Un rapport très attendu
« Ce rapport était très attendu, souligne François Veillerette, porte-parole de l’association Générations Futures. C’est une expertise collective où nous connaissons le nom des chercheurs et les sources. Son intérêt réside dans sa taille et son ampleur. L’étude permet de dessiner un tableau de plus en plus précis des liens entre l’exposition aux pesticides et certaines maladies, même si l’épidémiologie a ses limites. Elle ne montre pas de relation de cause à effet. Au plus, nous pouvons avoir des présomptions fortes de liens. Mais nous avons suffisamment de données pour agir car c’est le principe de précaution qui prévaut. Pourtant, il n’y a pas de message politique fort dans ce domaine.
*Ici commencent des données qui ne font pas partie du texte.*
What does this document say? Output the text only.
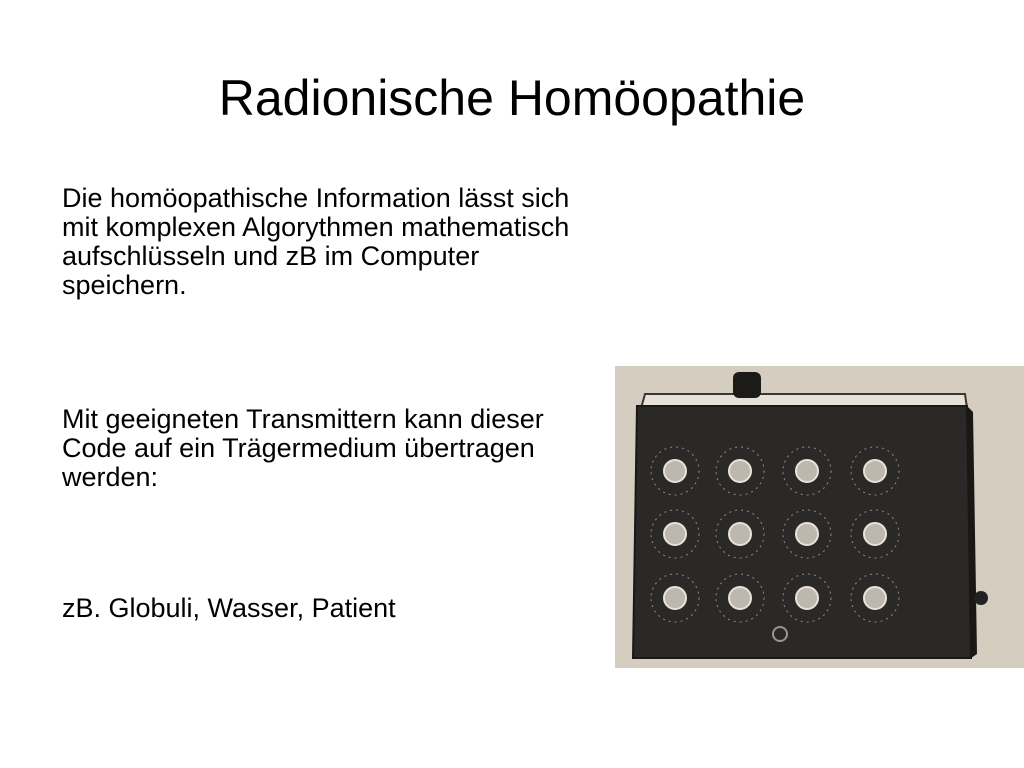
Radionische Homöopathie

Die homöopathische Information lässt sich mit komplexen Algorythmen mathematisch aufschlüsseln und zB im Computer speichern.

Mit geeigneten Transmittern kann dieser Code auf ein Trägermedium übertragen werden:

zB. Globuli, Wasser, Patient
Nous sommes plutôt dans une période de recul sur les questions environnementales en lien avec l’agriculture et donc l’utilisation des pesticides. » Pour peser dans les décisions, mais surtout unir les forces pour organiser des actions communes sur les sujets concernés, le Collectif inter-associations pour la santé environnementale (Cise) a vu le jour. Son objectif : faire de la santé environnementale un pilier du système de santé.
Cet article a été publié dans L’infirmièr.e n° 12, septembre 2021.
(1) Institut national de la santé et de la recherche médicale (Inserm), Pesticides et effets sur la santé : nouvelles données, Éditions EDP Sciences, 2021. En ligne ici.
(2) La Direction générale de la prévention des risques, la Direction générale de la santé, la Direction générale du travail, la Direction générale de la recherche et de l’innovation, et le Secrétariat général du ministère de l’Agriculture et de l’Alimentation.
(3) Institut national de la santé et de la recherche médicale, Pesticides : effets sur la santé, Éditions Inserm, 2013. En ligne là.
Photo du haut © Franck Barske/Pixabay.